Before university I was an extremely early-to-bed-early-to-rise kind of person, and I was already sleepy and in bed by around 9-10pm every night.
But I am a serial procrastinator, and I have extreme anxiety of the huge amount of work and studying I am presented with each day, a lot of this anxiety goes towards just putting everything off until it’s 10pm and I have a load of work to do before 8am the next day.
This work isn’t like High School where I could just do the homework quickly and move on, everything is about deep understanding of the content; and trying to comprehend complex mathematical and scientific things - something I can do, but I would much rather be doodling or reading or listening to music.
I wish I could treat nighttime as a sacred time of darkness, and silence, and of rest. Just surrender myself to the night season. Enjoy candlelight. Instead my eyes are aching each night with the light from my iPad (something that will definitely reduce happiness after 9pm) reading up on all the work I need to catch up on, 10pm starts to feel more like 4pm, and 4 in the morning starts to feel more like bedtime.
Just thought I’d add some of the thoughts I had while reading.
Thank you for this lovely read, and I wish you well in the paid subscription model! Your posts are so lovely, they are written and researched so well. I hope that I can support you.

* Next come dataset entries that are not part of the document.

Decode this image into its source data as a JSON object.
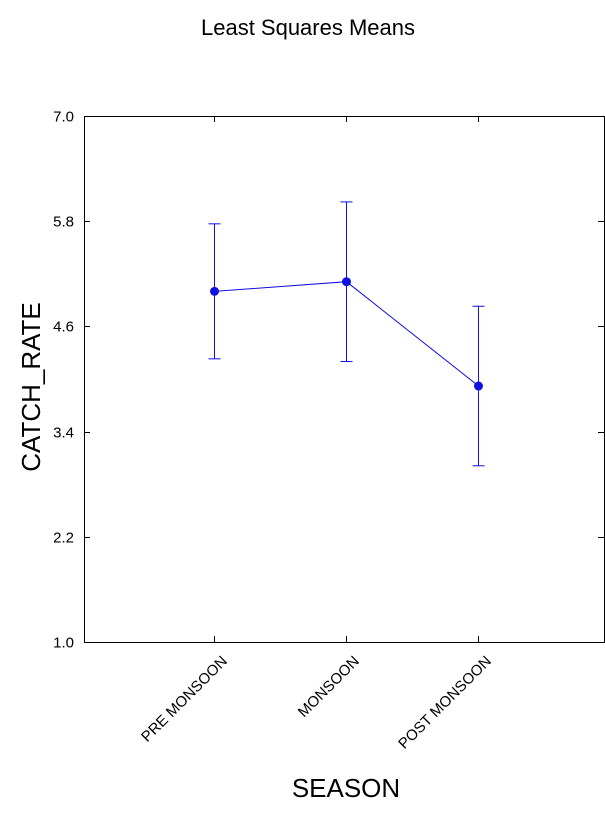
{
  "chart_data": {
    "type": "line",
    "title": "Least Squares Means",
    "xlabel": "SEASON",
    "ylabel": "CATCH_RATE",
    "categories": [
      "PRE MONSOON",
      "MONSOON",
      "POST MONSOON"
    ],
    "y_ticks": [
      "1.0",
      "2.2",
      "3.4",
      "4.6",
      "5.8",
      "7.0"
    ],
    "ylim": [
      1.0,
      7.0
    ],
    "grid": false,
    "legend": "none",
    "series": [
      {
        "values": [
          5.0,
          5.11,
          3.92
        ],
        "lower": [
          4.23,
          4.2,
          3.01
        ],
        "upper": [
          5.77,
          6.02,
          4.83
        ]
      }
    ],
    "colors": {
      "series": "#1010e0",
      "axis": "#000000"
    }
  }
}
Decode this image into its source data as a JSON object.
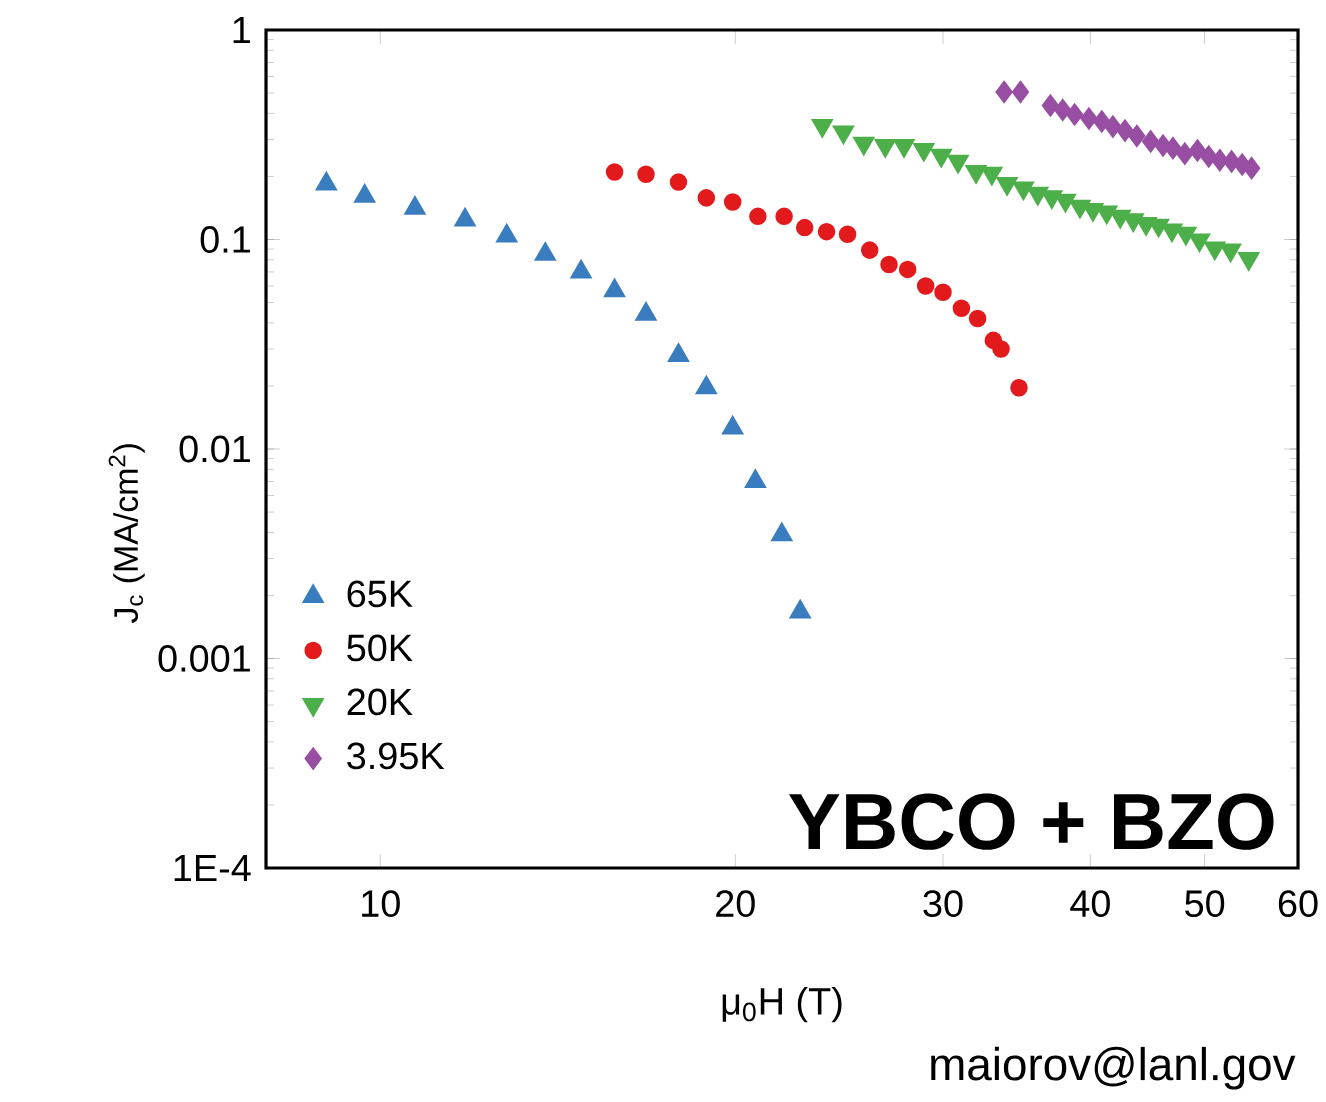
{
  "chart_data": {
    "type": "scatter",
    "xlabel": "μ$_{0}$H (T)",
    "ylabel": "J$_{c}$ (MA/cm$^{2}$)",
    "log": "xy",
    "xlim": [
      8,
      60
    ],
    "ylim": [
      0.0001,
      1
    ],
    "xticks": [
      10,
      20,
      30,
      40,
      50,
      60
    ],
    "yticks": [
      {
        "value": 0.0001,
        "label": "1E-4"
      },
      0.001,
      0.01,
      0.1,
      1
    ],
    "legend": "bottom left",
    "grid": false,
    "annotations": [
      "YBCO + BZO",
      "maiorov@lanl.gov"
    ],
    "series": [
      {
        "name": "65K",
        "color": "#3a7dbf",
        "marker": "triangle",
        "x": [
          9.0,
          9.7,
          10.7,
          11.8,
          12.8,
          13.8,
          14.8,
          15.8,
          16.8,
          17.9,
          18.9,
          19.9,
          20.8,
          21.9,
          22.7
        ],
        "values": [
          0.184,
          0.161,
          0.141,
          0.124,
          0.104,
          0.085,
          0.07,
          0.057,
          0.044,
          0.028,
          0.0196,
          0.0126,
          0.007,
          0.0039,
          0.00167
        ]
      },
      {
        "name": "50K",
        "color": "#e31a1c",
        "marker": "circle",
        "x": [
          15.8,
          16.8,
          17.9,
          18.9,
          19.9,
          20.9,
          22.0,
          22.9,
          23.9,
          24.9,
          26.0,
          27.0,
          28.0,
          29.0,
          30.0,
          31.1,
          32.1,
          33.1,
          33.6,
          34.8
        ],
        "values": [
          0.21,
          0.205,
          0.188,
          0.158,
          0.151,
          0.129,
          0.129,
          0.114,
          0.109,
          0.106,
          0.089,
          0.076,
          0.072,
          0.06,
          0.056,
          0.047,
          0.042,
          0.033,
          0.03,
          0.0196
        ]
      },
      {
        "name": "20K",
        "color": "#4daf4a",
        "marker": "triangle-down",
        "x": [
          23.7,
          24.7,
          25.7,
          26.8,
          27.8,
          28.9,
          29.9,
          30.9,
          32.0,
          33.0,
          34.0,
          35.1,
          36.1,
          37.1,
          38.1,
          39.2,
          40.2,
          41.3,
          42.4,
          43.5,
          44.6,
          45.7,
          46.9,
          48.2,
          49.5,
          51.0,
          52.6,
          54.5
        ],
        "values": [
          0.35,
          0.326,
          0.288,
          0.281,
          0.281,
          0.269,
          0.252,
          0.236,
          0.211,
          0.207,
          0.185,
          0.176,
          0.166,
          0.16,
          0.154,
          0.144,
          0.139,
          0.135,
          0.129,
          0.124,
          0.119,
          0.117,
          0.111,
          0.107,
          0.0995,
          0.091,
          0.089,
          0.081
        ]
      },
      {
        "name": "3.95K",
        "color": "#984ea3",
        "marker": "diamond",
        "x": [
          33.8,
          34.9,
          37.0,
          37.9,
          38.8,
          39.9,
          40.9,
          41.8,
          42.8,
          43.8,
          45.0,
          46.1,
          47.0,
          48.1,
          49.3,
          50.4,
          51.5,
          52.7,
          53.8,
          54.8
        ],
        "values": [
          0.506,
          0.506,
          0.436,
          0.415,
          0.395,
          0.378,
          0.366,
          0.346,
          0.331,
          0.312,
          0.294,
          0.281,
          0.273,
          0.257,
          0.266,
          0.249,
          0.239,
          0.236,
          0.228,
          0.219
        ]
      }
    ]
  }
}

I have a bonus hourly nickname! I don't know if my mom was told this by her mother growing up or found this term on her own (she does I Ching and knows a lot of astrology + superstitious lore), but when I was growing up she would always refer to 4am (and sometimes 4pm) as the hour of the wolf. She said 4 in the morning is the most uncanny and listless time of night, where chaotic/bad things are more likely happen and human beings have less control/agency. She would warn me to beware of being up that late and would assure me that if anything bad happened at 4pm in the afternoon, it wasn't my fault and it was only because of the hour of the wolf.